• Re: Does this criteria prove that Y calls X in infinite recursion?

    From Richard Damon@21:1/5 to olcott on Sun Feb 4 15:10:34 2024
    On 2/4/24 9:41 AM, olcott wrote:
    The purpose of this question is to determine the minimum correct halt
    status criteria required to detect infinite recursion, when we assume
    that the functions involved are pure functions (thus computable
    functions).

    #include <stdint.h>
    typedef void(*ptr)();

    void X(ptr P, ptr I)
    {
      P(I);
    }

    void Y(ptr P)
    {
      X(P, P);
    }

    int main()
    {
      X(Y, Y);
    }

    Does that fact that Y calls its caller with the same parameters as its
    caller prove that Y is calling X in infinite recursion?

    *When we assume that Y is a pure function*
    If there were any conditional branch instructions in Y prior to its call
    to X it seems to be proved that they didn't make any difference.
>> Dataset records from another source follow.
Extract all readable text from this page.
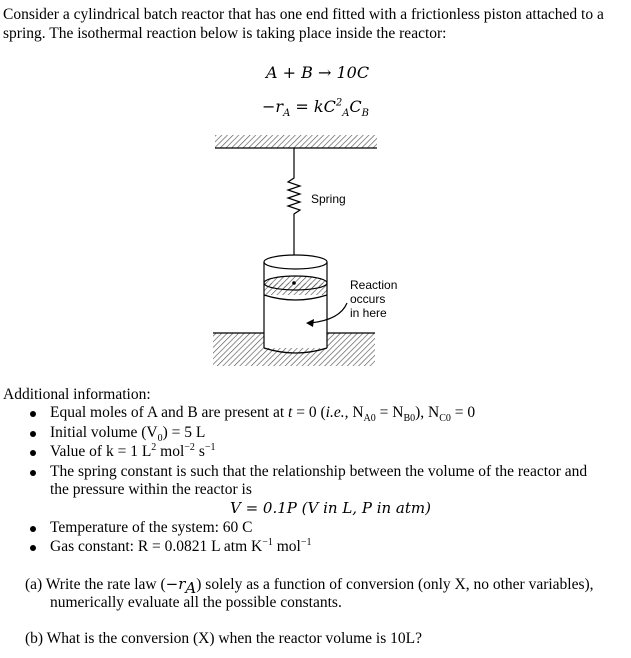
Consider a cylindrical batch reactor that has one end fitted with a frictionless piston attached to a
spring. The isothermal reaction below is taking place inside the reactor:
A + B → 10C
$-r_A = kC^2_AC_B$
Spring
Reaction
occurs
in here
Additional information:
Equal moles of A and B are present at t = 0 (i.e., $N_{A0} = N_{B0}$), $N_{C0} = 0$
Initial volume $(V_0) = 5$ L
Value of k = 1 $L^2$ mol$^{-2}$ $s^{-1}$
The spring constant is such that the relationship between the volume of the reactor and
the pressure within the reactor is
V = 0.1P (V in L, P in atm)
Temperature of the system: 60 C
Gas constant: R = 0.0821 L atm $K^{-1}$ mol$^{-1}$
(a) Write the rate law $(-r_A)$ solely as a function of conversion (only X, no other variables),
numerically evaluate all the possible constants.
(b) What is the conversion (X) when the reactor volume is 10L?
    In computer programming, a pure function is a function that has the
    following properties:

    (1) the function return values are identical for identical arguments (no variation with local static variables, non-local variables, mutable
    reference arguments or input streams), and

    (2) the function has no side effects (no mutation of local static
    variables, non-local variables, mutable reference arguments or
    input/output streams). https://en.wikipedia.org/wiki/Pure_function

    *Computable functions* are the basic objects of study in computability theory. Computable functions are the formalized analogue of the
    intuitive notion of algorithms, in the sense that a function is
    computable if there exists an algorithm that can do the job of the
    function, i.e. given an input of the function domain it can return the corresponding output. https://en.wikipedia.org/wiki/Computable_function#


    As you have been told elsewhere, to prove you have infinite recursion,
    not only must there be no conditionals in Y, there needs to be no
    conditionals in X.

    Also, when you later change X into a conditional simulator, that is a
    very different thing then an unconditional call to the parameters
    defined by its input. (as is clear you are going to want to do)

    So, you are going down a dead end.